我可以看到三个变量(甚至在code的一个看似简单的块):


  • 做什么 F()克()吗?其中一人可以全部无效指令高速缓存行(有效推动其他一出)的?可以在发生在二级指令缓存太(不太可能)?然后只保持其中的一个中可能是有益的。 注意:逆并不意味着有一个循环,这是因为:

  • F()克()对大量的数据进行操作,根据 I ?然后,它会是不错的知道,如果他们经营的相同的数据集 - 再次,你必须考虑是否通过高速缓存未命中的两套不同的螺丝您操作

  • 如果 F()克()确实是因为你先状态原始,和我无论是在code尺寸的假设以及运行时间和code的复杂性,缓存局域性问题不会在code这样的小块出现 - 你最关心的是,如果一些其他进程用计划实际的工作要做,而无效所有缓存,直到它是你的进程转向运行。

最后一个想法:既然像上面这样的过程可能是在你的系统中很少出现(我用罕见相当宽松),你可以考虑让你的两个内嵌的功能,让编译器展开循环。这是因为指令缓存,错误回L2也没什么大不了的,而且那将会包含一个高速缓存行 I,J,K 将失效的概率在循环看起来不那么可怕。但是,如果不是这种情况,一些细节将是有益的。

I have long wondered what is more efficient with regards to making better use of CPU caches (which are known to benefit from locality of reference) - two loops each iterating over the same mathematical set of numbers, each with a different loop body, or having one loop that "concatenates" the two bodies into one, and thus accomplishes identical total result, but all in itself?

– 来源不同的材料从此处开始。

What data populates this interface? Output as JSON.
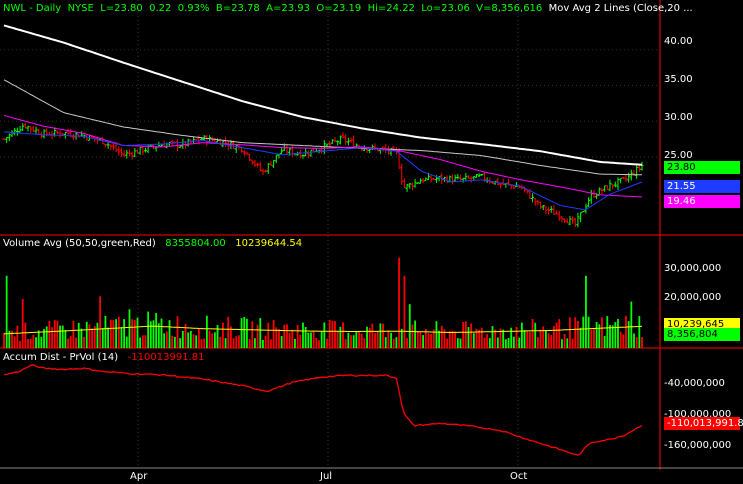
{
  "header": {
    "symbol": "NWL - Daily",
    "exchange": "NYSE",
    "last": "L=23.80",
    "change": "0.22",
    "change_pct": "0.93%",
    "bid": "B=23.78",
    "ask": "A=23.93",
    "open": "O=23.19",
    "high": "Hi=24.22",
    "low": "Lo=23.06",
    "volume": "V=8,356,616",
    "study": "Mov Avg 2 Lines (Close,20 ..."
  },
  "volume_panel": {
    "title": "Volume Avg (50,50,green,Red)",
    "value1": "8355804.00",
    "value2": "10239644.54",
    "axis": [
      "30,000,000",
      "20,000,000"
    ],
    "last_label": "8,356,804",
    "avg_label": "10,239,645"
  },
  "accum_panel": {
    "title": "Accum Dist - PrVol (14)",
    "value": "-110013991.81",
    "axis": [
      "-40,000,000",
      "-100,000,000",
      "-160,000,000"
    ],
    "last_label": "-110,013,991.81"
  },
  "price_axis": [
    "40.00",
    "35.00",
    "30.00",
    "25.00"
  ],
  "price_labels": {
    "last": "23.80",
    "ma_blue": "21.55",
    "ma_magenta": "19.46"
  },
  "x_axis": [
    "Apr",
    "Jul",
    "Oct"
  ],
  "colors": {
    "up": "#00ff00",
    "down": "#ff0000",
    "ma_white": "#ffffff",
    "ma_gray": "#c8c8c8",
    "ma_magenta": "#ff00ff",
    "ma_blue": "#1e3cff",
    "vol_avg": "#ffff00",
    "accum": "#ff0000",
    "divider": "#ff0000"
  },
  "chart_data": {
    "type": "line",
    "x_labels": [
      "Apr",
      "Jul",
      "Oct"
    ],
    "price_ylim": [
      14.5,
      45
    ],
    "price_close_anchors": [
      [
        0,
        27.5
      ],
      [
        20,
        29.5
      ],
      [
        40,
        28.2
      ],
      [
        60,
        28.4
      ],
      [
        80,
        28.0
      ],
      [
        100,
        27.2
      ],
      [
        120,
        25.3
      ],
      [
        140,
        26.0
      ],
      [
        160,
        26.8
      ],
      [
        180,
        26.7
      ],
      [
        200,
        27.6
      ],
      [
        220,
        27.1
      ],
      [
        240,
        26.2
      ],
      [
        260,
        22.8
      ],
      [
        280,
        26.0
      ],
      [
        300,
        25.4
      ],
      [
        320,
        26.3
      ],
      [
        340,
        27.5
      ],
      [
        360,
        26.4
      ],
      [
        380,
        26.0
      ],
      [
        395,
        25.6
      ],
      [
        402,
        20.7
      ],
      [
        420,
        21.8
      ],
      [
        440,
        22.0
      ],
      [
        460,
        21.8
      ],
      [
        480,
        22.2
      ],
      [
        500,
        21.2
      ],
      [
        520,
        20.8
      ],
      [
        540,
        18.0
      ],
      [
        560,
        16.8
      ],
      [
        575,
        15.5
      ],
      [
        590,
        19.5
      ],
      [
        610,
        21.0
      ],
      [
        625,
        21.8
      ],
      [
        642,
        23.8
      ]
    ],
    "ma_white_anchors": [
      [
        0,
        43.4
      ],
      [
        60,
        41.0
      ],
      [
        120,
        38.2
      ],
      [
        180,
        35.5
      ],
      [
        240,
        32.8
      ],
      [
        300,
        30.6
      ],
      [
        360,
        29.0
      ],
      [
        420,
        27.7
      ],
      [
        480,
        26.8
      ],
      [
        540,
        25.8
      ],
      [
        600,
        24.3
      ],
      [
        642,
        23.9
      ]
    ],
    "ma_gray_anchors": [
      [
        0,
        35.8
      ],
      [
        60,
        31.2
      ],
      [
        120,
        29.2
      ],
      [
        180,
        28.0
      ],
      [
        240,
        27.0
      ],
      [
        300,
        26.6
      ],
      [
        360,
        26.2
      ],
      [
        420,
        25.9
      ],
      [
        480,
        25.2
      ],
      [
        540,
        23.8
      ],
      [
        600,
        22.6
      ],
      [
        642,
        22.5
      ]
    ],
    "ma_magenta_anchors": [
      [
        0,
        30.8
      ],
      [
        40,
        29.3
      ],
      [
        80,
        28.3
      ],
      [
        120,
        26.6
      ],
      [
        160,
        26.4
      ],
      [
        200,
        27.0
      ],
      [
        240,
        26.7
      ],
      [
        280,
        26.3
      ],
      [
        320,
        26.2
      ],
      [
        360,
        26.4
      ],
      [
        400,
        25.8
      ],
      [
        440,
        24.6
      ],
      [
        480,
        23.0
      ],
      [
        520,
        21.8
      ],
      [
        560,
        20.8
      ],
      [
        600,
        19.7
      ],
      [
        642,
        19.4
      ]
    ],
    "ma_blue_anchors": [
      [
        0,
        28.5
      ],
      [
        40,
        28.1
      ],
      [
        80,
        27.9
      ],
      [
        120,
        26.6
      ],
      [
        160,
        26.8
      ],
      [
        200,
        27.3
      ],
      [
        240,
        26.3
      ],
      [
        280,
        25.3
      ],
      [
        320,
        25.8
      ],
      [
        360,
        26.3
      ],
      [
        395,
        25.8
      ],
      [
        420,
        23.0
      ],
      [
        450,
        21.5
      ],
      [
        480,
        21.8
      ],
      [
        520,
        20.9
      ],
      [
        560,
        18.2
      ],
      [
        585,
        17.6
      ],
      [
        610,
        19.8
      ],
      [
        642,
        21.5
      ]
    ],
    "volume_ylim": [
      0,
      38000000
    ],
    "volume_avg_anchors": [
      [
        0,
        5500000
      ],
      [
        60,
        6600000
      ],
      [
        150,
        8500000
      ],
      [
        200,
        7500000
      ],
      [
        300,
        6600000
      ],
      [
        350,
        6400000
      ],
      [
        400,
        6500000
      ],
      [
        450,
        6000000
      ],
      [
        550,
        6800000
      ],
      [
        642,
        8400000
      ]
    ],
    "volume_spikes": [
      [
        3,
        28000000,
        "up"
      ],
      [
        18,
        19000000,
        "down"
      ],
      [
        97,
        20000000,
        "down"
      ],
      [
        126,
        15000000,
        "up"
      ],
      [
        398,
        35000000,
        "down"
      ],
      [
        403,
        28000000,
        "down"
      ],
      [
        408,
        17000000,
        "up"
      ],
      [
        585,
        28000000,
        "up"
      ],
      [
        632,
        18000000,
        "up"
      ]
    ],
    "accum_ylim": [
      -185000000,
      0
    ],
    "accum_anchors": [
      [
        0,
        -18000000
      ],
      [
        15,
        -12000000
      ],
      [
        28,
        0
      ],
      [
        40,
        -6000000
      ],
      [
        60,
        -8000000
      ],
      [
        80,
        -6000000
      ],
      [
        100,
        -12000000
      ],
      [
        130,
        -16000000
      ],
      [
        160,
        -18000000
      ],
      [
        200,
        -26000000
      ],
      [
        240,
        -38000000
      ],
      [
        265,
        -48000000
      ],
      [
        290,
        -32000000
      ],
      [
        320,
        -22000000
      ],
      [
        345,
        -19000000
      ],
      [
        385,
        -19000000
      ],
      [
        395,
        -24000000
      ],
      [
        402,
        -88000000
      ],
      [
        412,
        -111000000
      ],
      [
        440,
        -107000000
      ],
      [
        470,
        -112000000
      ],
      [
        500,
        -120000000
      ],
      [
        530,
        -138000000
      ],
      [
        560,
        -155000000
      ],
      [
        578,
        -166000000
      ],
      [
        590,
        -142000000
      ],
      [
        610,
        -136000000
      ],
      [
        625,
        -128000000
      ],
      [
        642,
        -110000000
      ]
    ]
  }
}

In my opinion, having two loops would introduce fewer cache misses and evictions because more instructions and data used by the loop fit in the cache. Am I right?

Assuming:

  1. Cost of f and g each is negligible compared to cost of completing the entire loop containing each
  2. f and g use most of the cache each by itself, and so the cache will be invalidated by one being called after another (which would be the case with a single-loop-body version)
  3. Intel Core Duo CPU
  4. C language source code
  5. gcc compiler, no switches

The set being iterated over is a mathematical set, not a container of numbers in memory like a vector or a list. See the example below.

Please no answers of the "premature optimization is evil" character :-)

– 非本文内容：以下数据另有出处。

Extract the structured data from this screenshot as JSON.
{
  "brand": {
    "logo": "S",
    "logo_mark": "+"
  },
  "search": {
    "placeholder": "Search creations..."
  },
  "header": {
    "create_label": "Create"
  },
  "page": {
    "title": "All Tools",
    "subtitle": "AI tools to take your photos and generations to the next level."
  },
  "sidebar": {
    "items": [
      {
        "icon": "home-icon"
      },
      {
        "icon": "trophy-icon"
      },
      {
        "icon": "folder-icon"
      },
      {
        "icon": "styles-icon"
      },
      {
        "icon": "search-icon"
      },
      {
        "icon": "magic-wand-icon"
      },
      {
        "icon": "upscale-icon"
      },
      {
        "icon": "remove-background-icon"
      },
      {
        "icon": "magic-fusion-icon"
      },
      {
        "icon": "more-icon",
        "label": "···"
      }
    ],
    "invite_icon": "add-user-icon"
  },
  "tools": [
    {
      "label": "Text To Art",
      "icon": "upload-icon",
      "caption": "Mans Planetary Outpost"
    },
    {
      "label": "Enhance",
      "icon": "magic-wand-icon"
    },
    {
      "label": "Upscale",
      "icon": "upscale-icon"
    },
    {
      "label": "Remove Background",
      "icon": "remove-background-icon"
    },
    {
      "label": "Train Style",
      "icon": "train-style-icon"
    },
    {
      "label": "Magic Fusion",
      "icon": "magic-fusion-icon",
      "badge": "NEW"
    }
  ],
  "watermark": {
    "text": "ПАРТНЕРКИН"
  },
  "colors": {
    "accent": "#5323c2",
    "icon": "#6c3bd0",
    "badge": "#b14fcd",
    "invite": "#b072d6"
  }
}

An example of the two-loops version that I am advocating for:

int j = 0, k = 0;

for(int i = 0; i < 1000000; i++)
{
    j += f(i);
}

for(int i = 0; i < 1000000; i++)
{
    k += g(i);
}

解决方案

I can see three variables (even in a seemingly simple chunk of code):

  • What do f() and g() do? Can one of them invalidate all of the instruction cache lines (effectively pushing the other one out)? Can that happen in L2 instruction cache too (unlikely)? Then keeping only one of them in it might be beneficial. Note: The inverse does not imply "have a single loop", because:
  • Do f() and g() operate on large amounts of data, according to i? Then, it'd be nice to know if they operate on the same set of data - again you have to consider whether operating on two different sets screws you up via cache misses.
  • If f() and g() are indeed that primitive as you first state, and I'm assuming both in code size as well as running time and code complexity, cache locality issues won't arise in little chunks of code like this - your biggest concern would be if some other process were scheduled with actual work to do, and invalidated all the caches until it were your process' turn to run.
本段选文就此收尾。